With a shift from the dollar to a multipolar world order based on different currencies, interest in gold as a strategic reserve will continue to increase. This is what Andrew Sheng of the Asia Global Institute writes in the latest newsletter of the World Gold Council.
Due to the growth of the Chinese economy and the internationalization of the yuan, the global monetary system is taking on a multipolar character. This means that central banks need to look at risk in a different way.
The market share of the Chinese yuan in international trade is currently still very small, but it is expected that this share will increase further in the coming years and that the demand for dollars will also decrease. This could have major consequences for the United States, because in recent decades it has always been able to finance its deficits by issuing debt securities.

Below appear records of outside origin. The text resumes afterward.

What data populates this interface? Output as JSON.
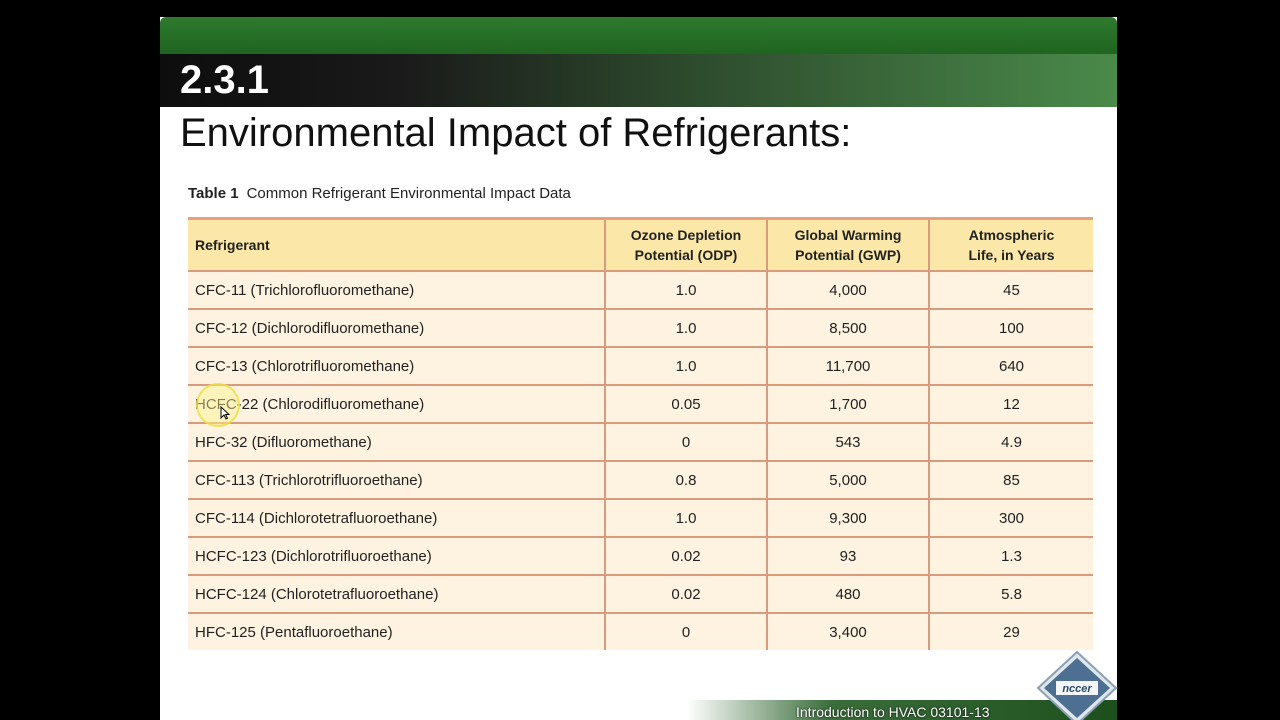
{
  "slide": {
    "section_number": "2.3.1",
    "title": "Environmental Impact of Refrigerants:"
  },
  "table": {
    "caption_number": "Table 1",
    "caption_text": "Common Refrigerant  Environmental Impact Data",
    "headers": [
      {
        "line1": "Refrigerant",
        "line2": ""
      },
      {
        "line1": "Ozone Depletion",
        "line2": "Potential (ODP)"
      },
      {
        "line1": "Global Warming",
        "line2": "Potential (GWP)"
      },
      {
        "line1": "Atmospheric",
        "line2": "Life, in Years"
      }
    ],
    "rows": [
      {
        "refrigerant": "CFC-11 (Trichlorofluoromethane)",
        "odp": "1.0",
        "gwp": "4,000",
        "life": "45"
      },
      {
        "refrigerant": "CFC-12 (Dichlorodifluoromethane)",
        "odp": "1.0",
        "gwp": "8,500",
        "life": "100"
      },
      {
        "refrigerant": "CFC-13 (Chlorotrifluoromethane)",
        "odp": "1.0",
        "gwp": "11,700",
        "life": "640"
      },
      {
        "refrigerant": "HCFC-22 (Chlorodifluoromethane)",
        "odp": "0.05",
        "gwp": "1,700",
        "life": "12"
      },
      {
        "refrigerant": "HFC-32 (Difluoromethane)",
        "odp": "0",
        "gwp": "543",
        "life": "4.9"
      },
      {
        "refrigerant": "CFC-113 (Trichlorotrifluoroethane)",
        "odp": "0.8",
        "gwp": "5,000",
        "life": "85"
      },
      {
        "refrigerant": "CFC-114 (Dichlorotetrafluoroethane)",
        "odp": "1.0",
        "gwp": "9,300",
        "life": "300"
      },
      {
        "refrigerant": "HCFC-123 (Dichlorotrifluoroethane)",
        "odp": "0.02",
        "gwp": "93",
        "life": "1.3"
      },
      {
        "refrigerant": "HCFC-124 (Chlorotetrafluoroethane)",
        "odp": "0.02",
        "gwp": "480",
        "life": "5.8"
      },
      {
        "refrigerant": "HFC-125 (Pentafluoroethane)",
        "odp": "0",
        "gwp": "3,400",
        "life": "29"
      }
    ]
  },
  "footer": {
    "course_text": "Introduction to HVAC 03101-13",
    "logo_text": "nccer"
  },
  "colors": {
    "header_green": "#2f7a2f",
    "table_header_bg": "#fbe7a8",
    "table_body_bg": "#fdf3e0",
    "table_rule": "#d99b7e"
  },
  "icons": {
    "cursor": "cursor-arrow-icon",
    "logo": "nccer-logo-icon"
  }
}
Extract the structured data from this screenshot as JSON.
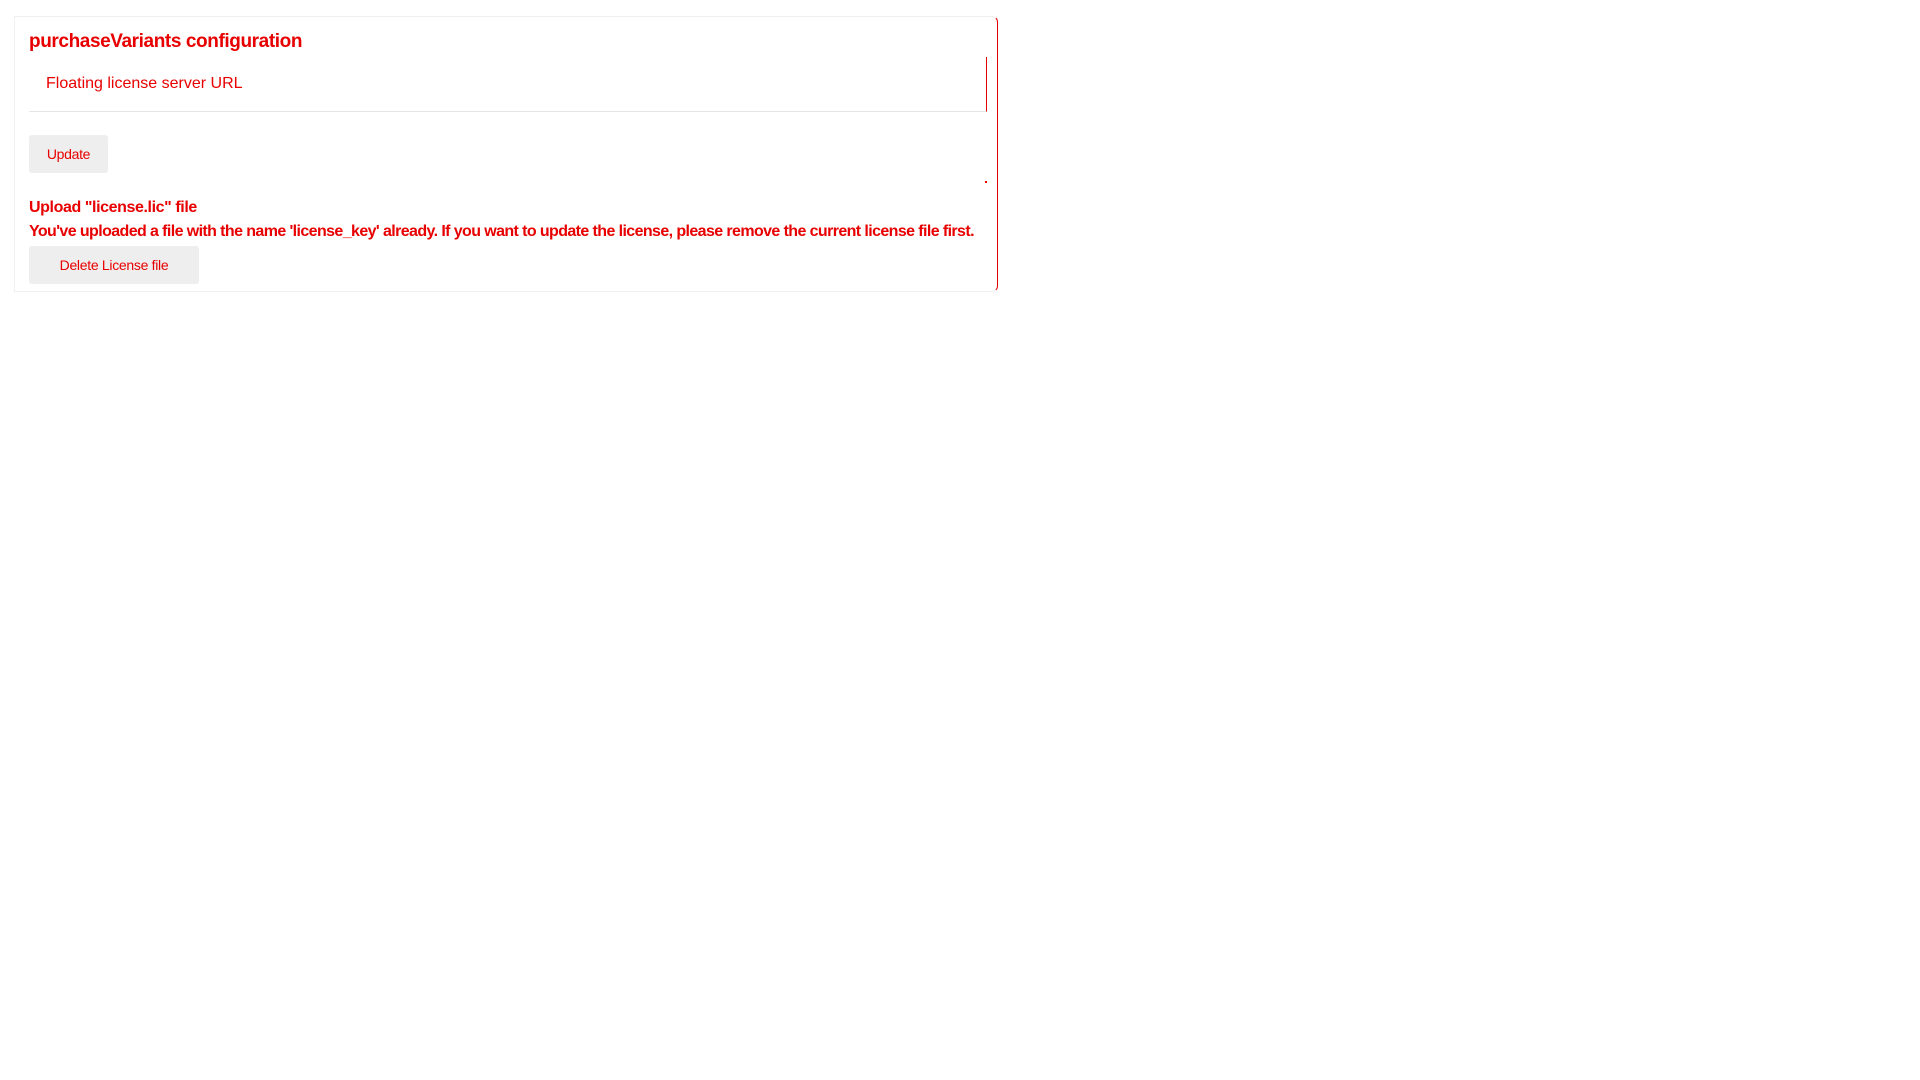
{
  "config": {
    "title": "purchaseVariants configuration",
    "url_input": {
      "placeholder": "Floating license server URL",
      "value": ""
    },
    "update_label": "Update",
    "upload_label": "Upload \"license.lic\" file",
    "notice": "You've uploaded a file with the name 'license_key' already. If you want to update the license, please remove the current license file first.",
    "delete_label": "Delete License file"
  },
  "colors": {
    "accent": "#e80000",
    "button_bg": "#eeeeee",
    "divider": "#e6e6e6"
  }
}
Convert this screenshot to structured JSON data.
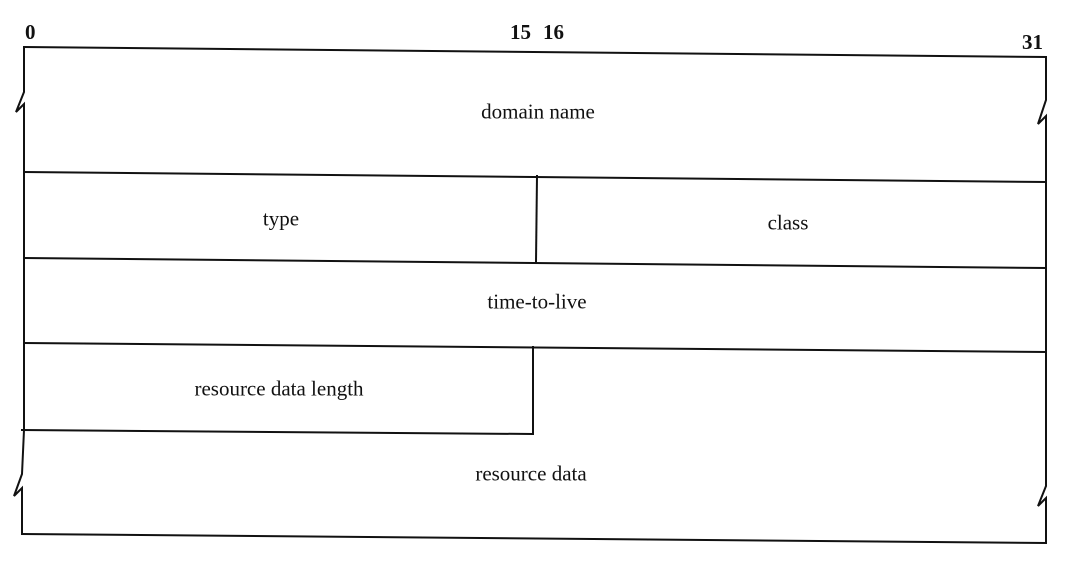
{
  "bit_positions": {
    "start": "0",
    "mid_end": "15",
    "mid_start": "16",
    "end": "31"
  },
  "fields": {
    "domain_name": "domain name",
    "type": "type",
    "class": "class",
    "time_to_live": "time-to-live",
    "resource_data_length": "resource data length",
    "resource_data": "resource data"
  }
}
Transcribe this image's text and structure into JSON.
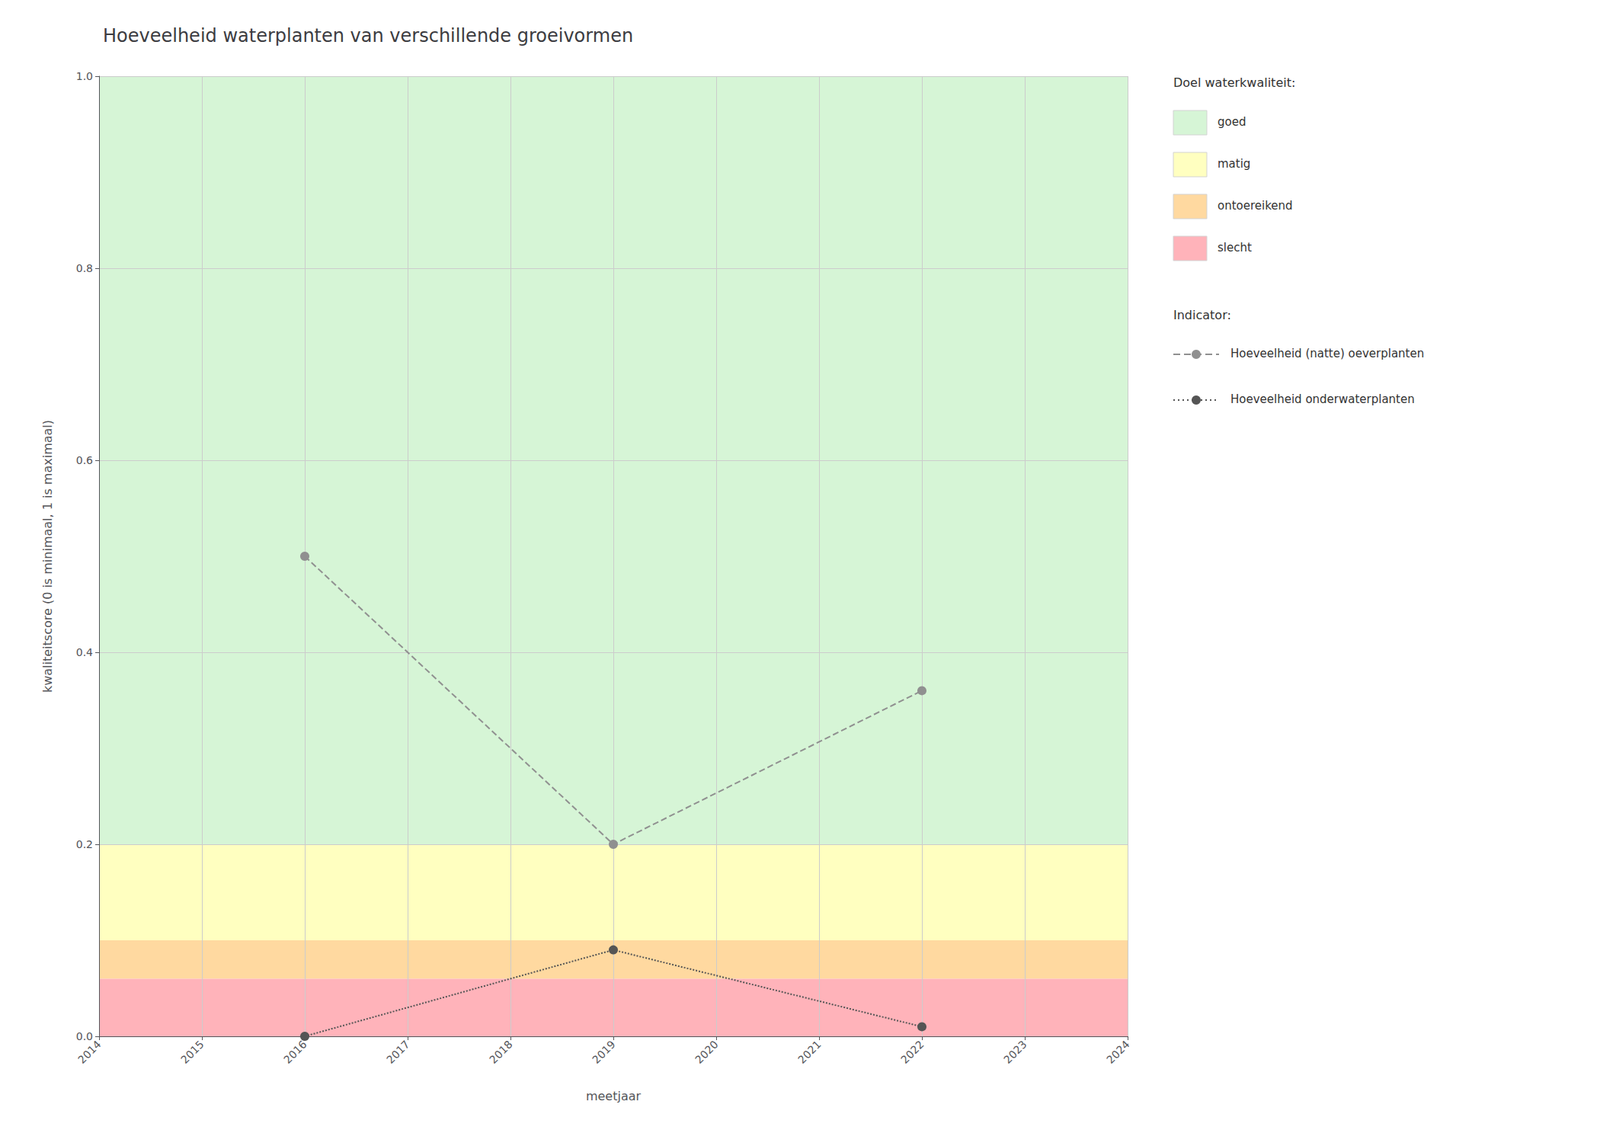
{
  "chart_data": {
    "type": "line",
    "title": "Hoeveelheid waterplanten van verschillende groeivormen",
    "x_label": "meetjaar",
    "y_label": "kwaliteitscore (0 is minimaal, 1 is maximaal)",
    "xlim": [
      2014,
      2024
    ],
    "ylim": [
      0,
      1.0
    ],
    "xticks": [
      2014,
      2015,
      2016,
      2017,
      2018,
      2019,
      2020,
      2021,
      2022,
      2023,
      2024
    ],
    "yticks": [
      {
        "value": 0.0,
        "label": "0.0"
      },
      0.2,
      0.4,
      0.6,
      0.8,
      {
        "value": 1.0,
        "label": "1.0"
      }
    ],
    "grid": true,
    "legend": "right",
    "bands_title": "Doel waterkwaliteit:",
    "bands": [
      {
        "name": "goed",
        "ymin": 0.2,
        "ymax": 1.0,
        "color": "#d6f5d6"
      },
      {
        "name": "matig",
        "ymin": 0.1,
        "ymax": 0.2,
        "color": "#ffffc0"
      },
      {
        "name": "ontoereikend",
        "ymin": 0.06,
        "ymax": 0.1,
        "color": "#ffd9a0"
      },
      {
        "name": "slecht",
        "ymin": 0.0,
        "ymax": 0.06,
        "color": "#ffb3ba"
      }
    ],
    "legend_title": "Indicator:",
    "series": [
      {
        "name": "Hoeveelheid (natte) oeverplanten",
        "color": "#909090",
        "line_style": "dashed",
        "marker": "circle",
        "x": [
          2016,
          2019,
          2022
        ],
        "values": [
          0.5,
          0.2,
          0.36
        ]
      },
      {
        "name": "Hoeveelheid onderwaterplanten",
        "color": "#555555",
        "line_style": "dotted",
        "marker": "circle",
        "x": [
          2016,
          2019,
          2022
        ],
        "values": [
          0.0,
          0.09,
          0.01
        ]
      }
    ]
  }
}
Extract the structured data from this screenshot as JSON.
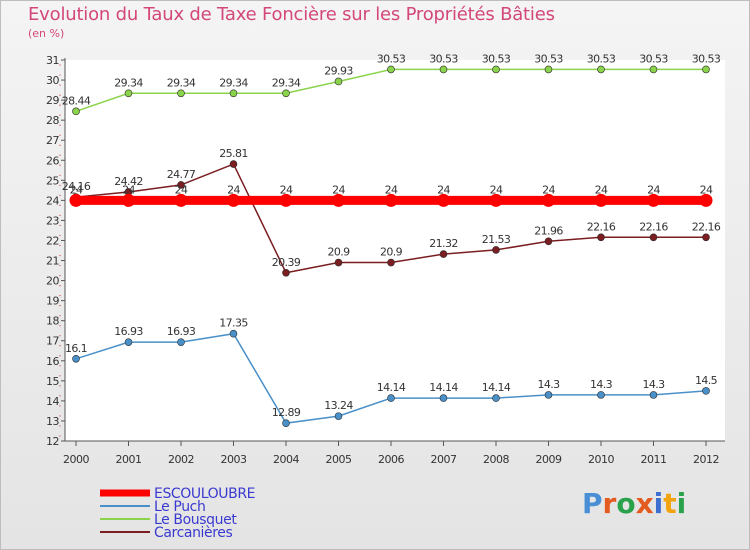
{
  "title": "Evolution du Taux de Taxe Foncière sur les Propriétés Bâties",
  "unit_label": "(en %)",
  "logo_text": "Proxiti",
  "logo_colors": [
    "#4a8fd6",
    "#e35b1f",
    "#2aa24b",
    "#e35b1f",
    "#3c6fd0",
    "#f2a40f",
    "#2aa24b"
  ],
  "chart_data": {
    "type": "line",
    "title": "Evolution du Taux de Taxe Foncière sur les Propriétés Bâties",
    "ylabel": "(en %)",
    "xlabel": "",
    "categories": [
      "2000",
      "2001",
      "2002",
      "2003",
      "2004",
      "2005",
      "2006",
      "2007",
      "2008",
      "2009",
      "2010",
      "2011",
      "2012"
    ],
    "ylim": [
      12,
      31
    ],
    "yticks": [
      12,
      13,
      14,
      15,
      16,
      17,
      18,
      19,
      20,
      21,
      22,
      23,
      24,
      25,
      26,
      27,
      28,
      29,
      30,
      31
    ],
    "grid": false,
    "series": [
      {
        "name": "ESCOULOUBRE",
        "color": "#ff0000",
        "thick": true,
        "values": [
          24,
          24,
          24,
          24,
          24,
          24,
          24,
          24,
          24,
          24,
          24,
          24,
          24
        ],
        "labels": [
          "24",
          "24",
          "24",
          "24",
          "24",
          "24",
          "24",
          "24",
          "24",
          "24",
          "24",
          "24",
          "24"
        ]
      },
      {
        "name": "Le Puch",
        "color": "#4a90c8",
        "thick": false,
        "values": [
          16.1,
          16.93,
          16.93,
          17.35,
          12.89,
          13.24,
          14.14,
          14.14,
          14.14,
          14.3,
          14.3,
          14.3,
          14.5
        ],
        "labels": [
          "16.1",
          "16.93",
          "16.93",
          "17.35",
          "12.89",
          "13.24",
          "14.14",
          "14.14",
          "14.14",
          "14.3",
          "14.3",
          "14.3",
          "14.5"
        ]
      },
      {
        "name": "Le Bousquet",
        "color": "#8ad34a",
        "thick": false,
        "values": [
          28.44,
          29.34,
          29.34,
          29.34,
          29.34,
          29.93,
          30.53,
          30.53,
          30.53,
          30.53,
          30.53,
          30.53,
          30.53
        ],
        "labels": [
          "28.44",
          "29.34",
          "29.34",
          "29.34",
          "29.34",
          "29.93",
          "30.53",
          "30.53",
          "30.53",
          "30.53",
          "30.53",
          "30.53",
          "30.53"
        ]
      },
      {
        "name": "Carcanières",
        "color": "#7a1e22",
        "thick": false,
        "values": [
          24.16,
          24.42,
          24.77,
          25.81,
          20.39,
          20.9,
          20.9,
          21.32,
          21.53,
          21.96,
          22.16,
          22.16,
          22.16
        ],
        "labels": [
          "24.16",
          "24.42",
          "24.77",
          "25.81",
          "20.39",
          "20.9",
          "20.9",
          "21.32",
          "21.53",
          "21.96",
          "22.16",
          "22.16",
          "22.16"
        ]
      }
    ]
  }
}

In a multipolar world order, the willingness to finance U.S. deficits will getting smaller and smaller, which means that central banks need to hold more alternative reserves. According to Sheng, gold can play an important role in this, because the precious metal is highly liquid and has no counterparty risk. Especially emerging economies such as China, India and Russia would be wise to expand their gold reserves even further, because these countries have relatively little gold at their disposal compared to most Western countries.
China currently holds only 2.3% of its reserves in precious metals, compared to 5.8% for India and just over 17% for Russia. Those percentages are low compared to the more than 60% for the largest economies in Europe. The fact that most goods worldwide are still settled in dollars is an important reason for central banks to still hold a significant part of the reserves in these currencies.
In the long run, this may be a risky strategy, especially in the perspective of a looming trade war that creates more barriers to capital flows and investment. In that scenario, gold, as a completely neutral reserve, adds great value to the balance sheets of central banks.